Southside is a census subdistrict (CSD) on Saint Thomas in the United States Virgin Islands. The CSD is bordering Charlotte Amalie from Havensight in the west, Nordside- and the Tutu subdistricts to the north, and the East End subdistrict to the east. The 2010 U.S. Census showed a population of 5,411 people, which is a decrease of 56 people as compared to the 2000 U.S. Census of 5,467. Some of the communities here includes Havensight, Bellevue, Raphune, Hoffman, Bolongo and Bovoni.  

Hotels and resorts in this region front the calmer Caribbean Sea as opposed to the Atlantic Ocean on the Northside. The sea and weather tends to stay calmer in this region as compared to the northern parts of Saint Thomas. Hotels and beach resorts in this region include Marriott Frenchman's Reef, Bluebeard's Beach Club, and Bolongo Bay Beach Resort.  
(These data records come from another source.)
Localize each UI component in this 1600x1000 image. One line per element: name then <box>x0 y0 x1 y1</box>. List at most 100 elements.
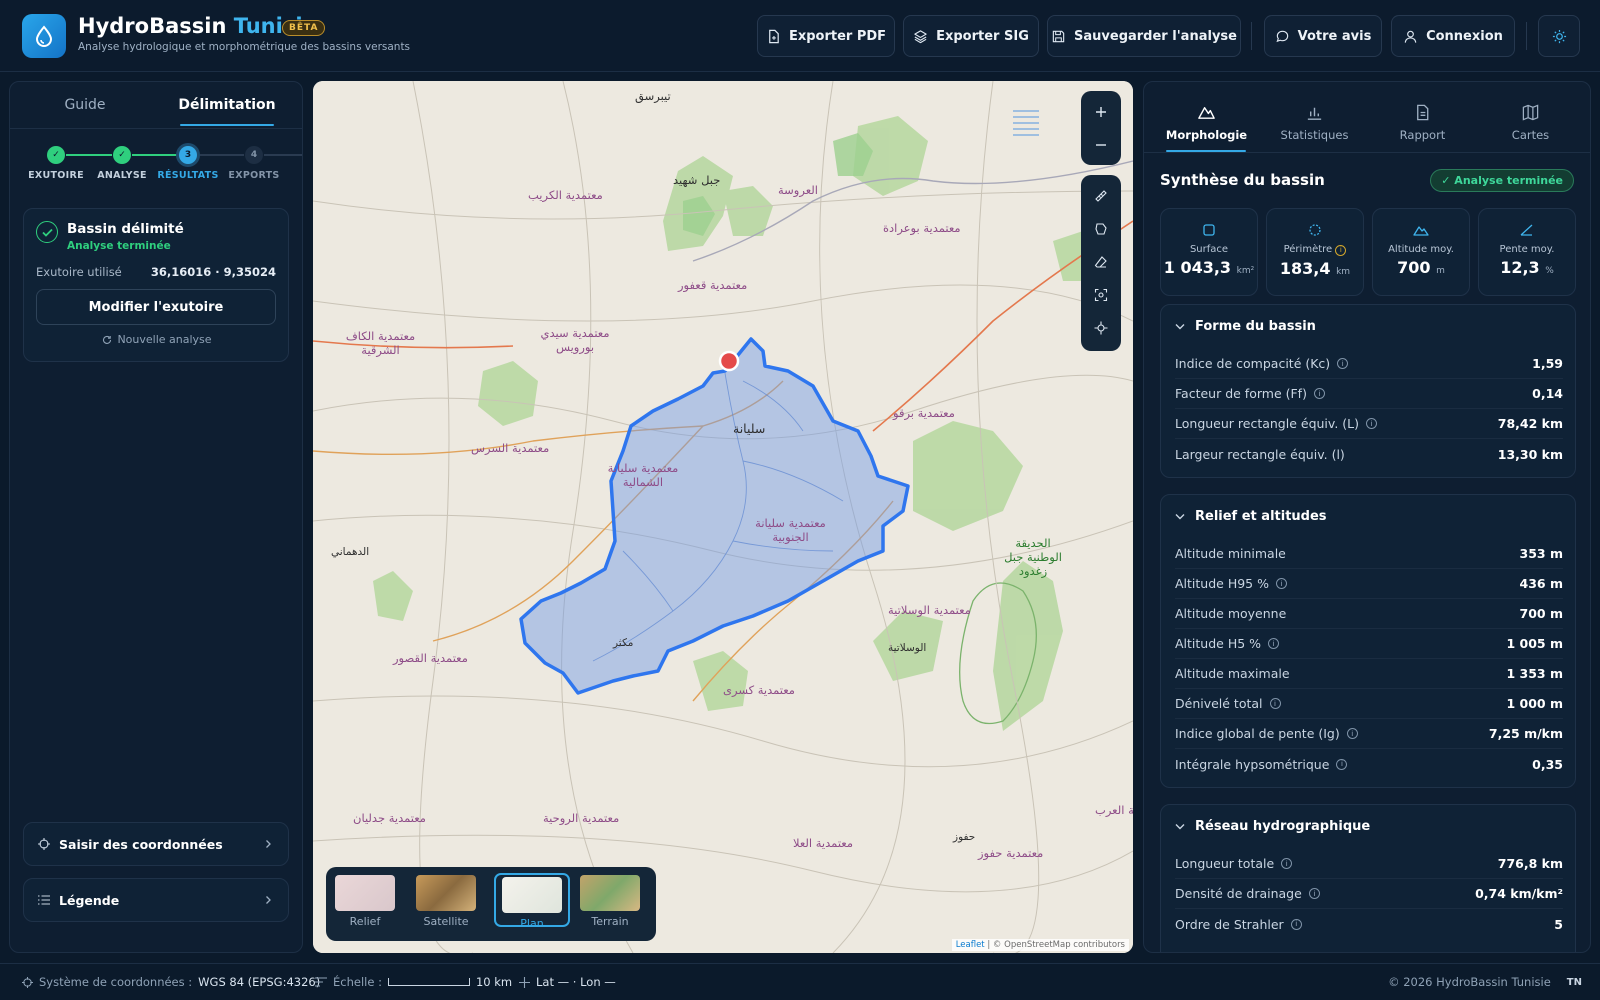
map-label: حفوز <box>953 831 976 843</box>
info-icon[interactable]: i <box>1337 358 1349 369</box>
metric-row: Altitude maximale 1 353 m <box>1175 659 1563 689</box>
info-icon[interactable]: i <box>1268 638 1280 649</box>
new-analysis-link[interactable]: Nouvelle analyse <box>24 333 290 346</box>
leaflet-link[interactable]: Leaflet <box>956 940 985 950</box>
dashed-circle-icon <box>1309 224 1321 236</box>
app-logo[interactable] <box>22 14 66 58</box>
copyright-text: © 2026 HydroBassin Tunisie <box>1388 975 1551 989</box>
metric-value: 0,74 km/km² <box>1475 886 1563 901</box>
ruler-icon <box>1095 189 1107 202</box>
info-icon[interactable]: i <box>1336 758 1348 770</box>
zoom-in-button[interactable] <box>1081 95 1121 128</box>
section-header[interactable]: Relief et altitudes <box>1175 509 1327 524</box>
basemap-relief[interactable]: Relief <box>333 873 397 928</box>
measure-button[interactable] <box>1081 179 1121 212</box>
basemap-plan[interactable]: Plan <box>494 873 570 930</box>
tab-morphologie[interactable]: Morphologie <box>1154 94 1259 150</box>
layers-icon <box>914 29 927 43</box>
metric-label: Facteur de forme (Ff) <box>1175 386 1307 401</box>
locate-icon <box>1094 321 1108 334</box>
map-label: معتمدية العرب <box>1095 803 1133 817</box>
scale-bar <box>387 978 470 986</box>
map-label: معتمدية كسرى <box>723 683 795 697</box>
map-label: معتمدية سليانة الجنوبية <box>755 516 826 544</box>
map-label: معتمدية الروحية <box>543 811 620 825</box>
stat-label: Périmètre <box>1283 244 1333 255</box>
left-panel: Guide Délimitation ✓ ✓ 3 4 EXUTOIRE ANAL… <box>9 81 303 953</box>
list-icon <box>38 895 50 905</box>
legend-button[interactable]: Légende <box>23 878 289 922</box>
metric-value: 5 <box>1554 916 1563 932</box>
info-icon[interactable]: i <box>1366 418 1377 429</box>
basemap-terrain[interactable]: Terrain <box>578 873 642 928</box>
crs-value: WGS 84 (EPSG:4326) <box>198 975 321 989</box>
metric-label: Longueur rectangle équiv. (L) <box>1175 416 1359 431</box>
map-label: جبل شهيد <box>673 173 721 187</box>
info-icon[interactable]: i <box>1281 858 1293 869</box>
export-pdf-button[interactable]: Exporter PDF <box>757 15 895 57</box>
coords-input-button[interactable]: Saisir des coordonnées <box>23 822 289 866</box>
map-label: معتمدية قعفور <box>678 278 748 292</box>
step-3-dot[interactable]: 3 <box>179 146 197 164</box>
language-code[interactable]: TN <box>1567 977 1582 988</box>
stat-number: 700 <box>1397 258 1431 277</box>
user-icon <box>1404 30 1417 43</box>
info-icon[interactable]: i <box>1275 578 1287 589</box>
save-analysis-button[interactable]: Sauvegarder l'analyse <box>1047 15 1241 57</box>
metric-row: Dénivelé total i 1 000 m <box>1175 689 1563 719</box>
info-icon[interactable]: i <box>1308 888 1320 899</box>
map-label: معتمدية الكاف الشرقية <box>345 329 416 357</box>
step-2-label: ANALYSE <box>97 170 147 181</box>
info-icon[interactable]: i <box>1346 728 1358 739</box>
metric-value: 1 005 m <box>1506 636 1563 651</box>
cursor-position: Lat — · Lon — <box>519 975 616 989</box>
tab-rapport[interactable]: Rapport <box>1370 94 1475 150</box>
draw-polygon-button[interactable] <box>1081 212 1121 245</box>
info-icon[interactable]: i <box>1290 918 1302 930</box>
tab-statistiques[interactable]: Statistiques <box>1262 94 1367 150</box>
section-header[interactable]: Réseau hydrographique <box>1175 819 1370 834</box>
step-2-dot[interactable]: ✓ <box>113 146 131 164</box>
warning-info-icon[interactable]: i <box>1335 244 1347 256</box>
basemap-satellite[interactable]: Satellite <box>414 873 478 928</box>
locate-button[interactable] <box>1081 311 1121 344</box>
info-icon[interactable]: i <box>1269 698 1281 709</box>
chevron-down-icon <box>1175 324 1185 330</box>
map-label: مكثر <box>613 637 634 649</box>
step-4-dot[interactable]: 4 <box>245 146 263 164</box>
erase-button[interactable] <box>1081 245 1121 278</box>
section-header[interactable]: Forme du bassin <box>1175 319 1316 334</box>
fit-extent-button[interactable] <box>1081 278 1121 311</box>
info-icon[interactable]: i <box>1313 388 1325 399</box>
stat-card-perimetre: Périmètre i 183,4 km <box>1266 208 1364 296</box>
export-sig-button[interactable]: Exporter SIG <box>903 15 1039 57</box>
login-button[interactable]: Connexion <box>1391 15 1515 57</box>
zoom-out-button[interactable] <box>1081 128 1121 161</box>
stat-unit: % <box>1545 266 1554 276</box>
summary-title: Synthèse du bassin <box>1160 171 1325 189</box>
feedback-button[interactable]: Votre avis <box>1264 15 1382 57</box>
metric-value: 13,30 km <box>1497 446 1563 462</box>
section-title: Réseau hydrographique <box>1195 819 1371 834</box>
stat-label: Pente moy. <box>1499 244 1555 255</box>
header-divider <box>1251 22 1252 50</box>
tab-cartes[interactable]: Cartes <box>1478 94 1583 150</box>
stat-label: Surface <box>1189 244 1229 255</box>
step-1-dot[interactable]: ✓ <box>47 146 65 164</box>
metric-value: 78,42 km <box>1497 416 1563 431</box>
basemap-thumb <box>416 875 476 911</box>
theme-toggle-button[interactable] <box>1538 15 1580 57</box>
active-tab-indicator <box>180 124 274 126</box>
tab-guide[interactable]: Guide <box>20 82 150 128</box>
app-title: HydroBassin Tunisie <box>78 14 317 38</box>
metric-row: Indice de compacité (Kc) i 1,59 <box>1175 349 1563 379</box>
metric-label: Largeur rectangle équiv. (l) <box>1175 446 1345 462</box>
feedback-label: Votre avis <box>1297 28 1372 44</box>
modify-outlet-button[interactable]: Modifier l'exutoire <box>36 289 276 325</box>
map-view[interactable]: تيبرسق جبل شهيد العروسة معتمدية الكريب م… <box>313 81 1133 953</box>
water-drop-icon <box>35 25 53 47</box>
tab-delimitation[interactable]: Délimitation <box>170 82 284 128</box>
metric-label: Altitude moyenne <box>1175 606 1287 621</box>
metric-row: Altitude H5 % i 1 005 m <box>1175 629 1563 659</box>
stat-number: 1 043,3 <box>1163 258 1232 277</box>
The months of January and February are the coldest here, when night temperates can reach the 60s, while it’s more commonly with winter temperatures in the 70s and summer temperatures in the 80s in this region.  

Some of the popular beaches here includes Limetree Beach (Bluebeard’s Beach), Morningstar Beach and the Beach at Bolongo Bay.  

Popular Southside restaurants include Iggies Beach Bar, in Bolongo Bay.